Le domaine des dieux

de Louis Clichy et Alexandre Astier, 2014, ****

Le domaine des dieux, ce n’est pas juste une ville nou­velle en Armorique. C’est aus­si une arme de guerre ter­rible : le mar­ke­ting. L’endroit où l’on va mon­trer aux tei­gneux à mous­taches tout ce qui ne leur manque pas, mais qui leur fera envie — un toit en pierre, des tis­sus de soie, des espèces son­nantes et tré­bu­chantes, tous les avan­tages de la grande civi­li­sa­tion romaine.

Le domaine des dieux, c’était un des meilleurs épi­sodes d’Astérix, avec Astérix et Cléopâtre, La ziza­nie, Astérix et les NormandsLe devin, Astérix chez les Helvètes et Astérix en Corse. C’était aus­si un de ceux qui avait le plus de poten­tiel pour pro­po­ser des échos à la socié­té actuelle, avec l’omniprésence de publi­ci­té, les inquié­tudes envi­ron­ne­men­tales et même les pro­blèmes de loge­ment et de condi­tions de tra­vail. La sur­prise n’est donc pas qu’il soit adap­té, mais que ça n’ait pas été fait plus tôt.

La pre­mière par­tie est qua­si­ment un calque de l’album, mais cela n’empêche pas le film de prendre corps une fois le chan­tier com­men­cé : à par­tir de là, il mul­ti­plie les niveaux de lec­ture. Le gag bête et méchant très gos­cin­nien est par­fois revi­si­té façon Astier ou remis en pers­pec­tive moderne : ain­si, la marée fétide cen­sée faire fuir les habi­tants (gag uti­li­sé dans un album de Goscinny, je les ai pas sous la main pour retrou­ver lequel) n’attire qu’un com­men­taire du genre « quand on a vécu en ville, on n’est pas à ça près ». Les ama­teurs pour­ront éga­le­ment noter les nom­breuses réfé­rences, de King Kong à Kaamelott¹ en pas­sant par les œuvres d’Homère et Romero. Mais le film conserve régu­liè­re­ment un fond sérieux sur la vie moderne et le miroir aux alouettes de la socié­té de consom­ma­tion : la des­truc­tion de la forêt et la néces­si­té d’importer des res­sources pour la com­pen­ser, la crise du loge­ment et l’attribution arbi­traire d’appartements, les condi­tions de tra­vail dans le bâti­ment… Même le gas­pillage ali­men­taire a un vrai rôle dans le scé­na­rio. Toutefois, s’il touche en pas­sant quelques sujets pro­fonds, Le domaine des dieux reste avant tout une dis­trac­tion amu­sante et sait res­ter léger de bout en bout.
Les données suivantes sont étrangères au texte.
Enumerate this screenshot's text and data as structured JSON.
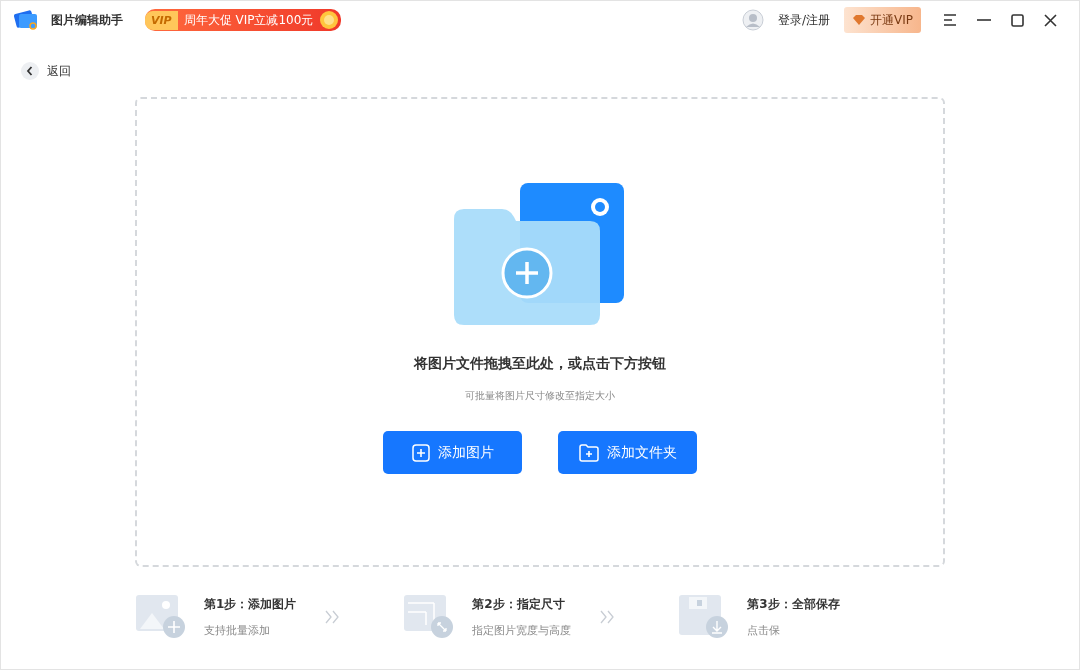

Les aspects tech­niques sont sans sur­prise de très bon niveau : si Le domaine des dieux est son pre­mier film en tant que réa­li­sa­teur, Louis Clichy a été à la meilleure des écoles en étant ani­ma­teur sur Wall⋅E et Là-haut. Les gra­phismes dépous­sièrent Uderzo tout en lui res­tant irré­pro­cha­ble­ment fidèles, la flui­di­té des mou­ve­ments est au ren­dez-vous, la sté­réo­sco­pie est dis­crète et effi­cace, le mon­tage pro­pose un rythme très bien géré, bref, tout est bon dans ce domaine.
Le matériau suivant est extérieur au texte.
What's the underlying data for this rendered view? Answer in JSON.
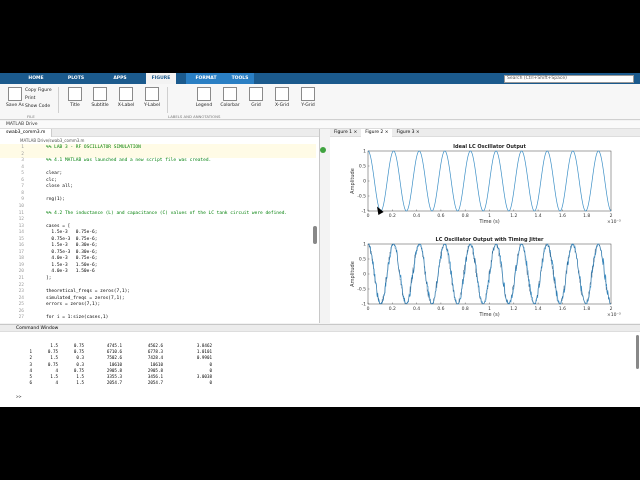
{
  "ribbon": {
    "tabs": [
      "HOME",
      "PLOTS",
      "APPS",
      "FIGURE",
      "FORMAT",
      "TOOLS"
    ],
    "active_tab": "FIGURE",
    "search_placeholder": "Search (Ctrl+Shift+Space)",
    "save_as": "Save As",
    "file_group": "FILE",
    "copy_figure": "Copy Figure",
    "print": "Print",
    "show_code": "Show Code",
    "buttons": [
      "Title",
      "Subtitle",
      "X-Label",
      "Y-Label",
      "Legend",
      "Colorbar",
      "Grid",
      "X-Grid",
      "Y-Grid"
    ],
    "group_label": "LABELS AND ANNOTATIONS"
  },
  "breadcrumb": "MATLAB Drive",
  "editor": {
    "tab": "swab3_comm3.m",
    "path": "MATLAB Drive/swab3_comm3.m",
    "lines": [
      {
        "n": "1",
        "t": "%% LAB 3 - RF OSCILLATOR SIMULATION",
        "c": true,
        "h": true
      },
      {
        "n": "2",
        "t": "",
        "c": false,
        "h": true
      },
      {
        "n": "3",
        "t": "%% 4.1 MATLAB was launched and a new script file was created.",
        "c": true,
        "h": false
      },
      {
        "n": "4",
        "t": "",
        "c": false,
        "h": false
      },
      {
        "n": "5",
        "t": "clear;",
        "c": false,
        "h": false
      },
      {
        "n": "6",
        "t": "clc;",
        "c": false,
        "h": false
      },
      {
        "n": "7",
        "t": "close all;",
        "c": false,
        "h": false
      },
      {
        "n": "8",
        "t": "",
        "c": false,
        "h": false
      },
      {
        "n": "9",
        "t": "rng(1);",
        "c": false,
        "h": false
      },
      {
        "n": "10",
        "t": "",
        "c": false,
        "h": false
      },
      {
        "n": "11",
        "t": "%% 4.2 The inductance (L) and capacitance (C) values of the LC tank circuit were defined.",
        "c": true,
        "h": false
      },
      {
        "n": "12",
        "t": "",
        "c": false,
        "h": false
      },
      {
        "n": "13",
        "t": "cases = [",
        "c": false,
        "h": false
      },
      {
        "n": "14",
        "t": "  1.5e-3   0.75e-6;",
        "c": false,
        "h": false
      },
      {
        "n": "15",
        "t": "  0.75e-3  0.75e-6;",
        "c": false,
        "h": false
      },
      {
        "n": "16",
        "t": "  1.5e-3   0.30e-6;",
        "c": false,
        "h": false
      },
      {
        "n": "17",
        "t": "  0.75e-3  0.30e-6;",
        "c": false,
        "h": false
      },
      {
        "n": "18",
        "t": "  4.0e-3   0.75e-6;",
        "c": false,
        "h": false
      },
      {
        "n": "19",
        "t": "  1.5e-3   1.50e-6;",
        "c": false,
        "h": false
      },
      {
        "n": "20",
        "t": "  4.0e-3   1.50e-6",
        "c": false,
        "h": false
      },
      {
        "n": "21",
        "t": "];",
        "c": false,
        "h": false
      },
      {
        "n": "22",
        "t": "",
        "c": false,
        "h": false
      },
      {
        "n": "23",
        "t": "theoretical_freqs = zeros(7,1);",
        "c": false,
        "h": false
      },
      {
        "n": "24",
        "t": "simulated_freqs = zeros(7,1);",
        "c": false,
        "h": false
      },
      {
        "n": "25",
        "t": "errors = zeros(7,1);",
        "c": false,
        "h": false
      },
      {
        "n": "26",
        "t": "",
        "c": false,
        "h": false
      },
      {
        "n": "27",
        "t": "for i = 1:size(cases,1)",
        "c": false,
        "h": false
      }
    ]
  },
  "figures": {
    "tabs": [
      "Figure 1",
      "Figure 2",
      "Figure 3"
    ],
    "active": "Figure 2"
  },
  "chart_data": [
    {
      "type": "line",
      "title": "Ideal LC Oscillator Output",
      "xlabel": "Time (s)",
      "ylabel": "Amplitude",
      "x_exponent": "×10⁻³",
      "xlim": [
        0,
        2
      ],
      "ylim": [
        -1,
        1
      ],
      "xticks": [
        "0",
        "0.2",
        "0.4",
        "0.6",
        "0.8",
        "1",
        "1.2",
        "1.4",
        "1.6",
        "1.8",
        "2"
      ],
      "yticks": [
        "1",
        "0.5",
        "0",
        "-0.5",
        "-1"
      ],
      "series": [
        {
          "frequency_hz": 4745.1,
          "cycles": 9.49,
          "jitter": false
        }
      ],
      "color": "#3c8fc6"
    },
    {
      "type": "line",
      "title": "LC Oscillator Output with Timing Jitter",
      "xlabel": "Time (s)",
      "ylabel": "Amplitude",
      "x_exponent": "×10⁻³",
      "xlim": [
        0,
        2
      ],
      "ylim": [
        -1,
        1
      ],
      "xticks": [
        "0",
        "0.2",
        "0.4",
        "0.6",
        "0.8",
        "1",
        "1.2",
        "1.4",
        "1.6",
        "1.8",
        "2"
      ],
      "yticks": [
        "1",
        "0.5",
        "0",
        "-0.5",
        "-1"
      ],
      "series": [
        {
          "frequency_hz": 4745.1,
          "cycles": 9.49,
          "jitter": true
        }
      ],
      "color": "#3c8fc6"
    }
  ],
  "command_window": {
    "title": "Command Window",
    "rows": [
      [
        "",
        "1.5",
        "0.75",
        "4745.1",
        "4562.6",
        "3.8462"
      ],
      [
        "1",
        "0.75",
        "0.75",
        "6710.6",
        "6778.3",
        "1.0101"
      ],
      [
        "2",
        "1.5",
        "0.3",
        "7502.6",
        "7428.4",
        "0.9901"
      ],
      [
        "3",
        "0.75",
        "0.3",
        "10610",
        "10610",
        "0"
      ],
      [
        "4",
        "4",
        "0.75",
        "2905.8",
        "2905.8",
        "0"
      ],
      [
        "5",
        "1.5",
        "1.5",
        "3355.3",
        "3456.1",
        "3.0038"
      ],
      [
        "6",
        "4",
        "1.5",
        "2054.7",
        "2054.7",
        "0"
      ]
    ],
    "prompt": ">>"
  }
}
Chef-d’œuvre immor­tel ? Sans doute pas, mais Astérix n’a jamais été conçu pour bou­le­ver­ser la pla­nète mais pour dis­traire et amu­ser. Le domaine des dieux est peut-être la meilleure adap­ta­tion qui en ait été faite, à la fois extrê­me­ment fidèle à Goscinny et Uderzo et suf­fi­sam­ment moder­ni­sée pour dépas­ser la simple trans­crip­tion et se poser en vraie œuvre assu­mée.

¹ Astier, en plus de sa voix, a don­né au cen­tu­rion Oursemplus quelques répliques très arthu­riennes. Les maniaques note­ront au pas­sage la simi­li­tude des noms, Arthur repo­sant sur la racine cel­tique dési­gnant l’ours.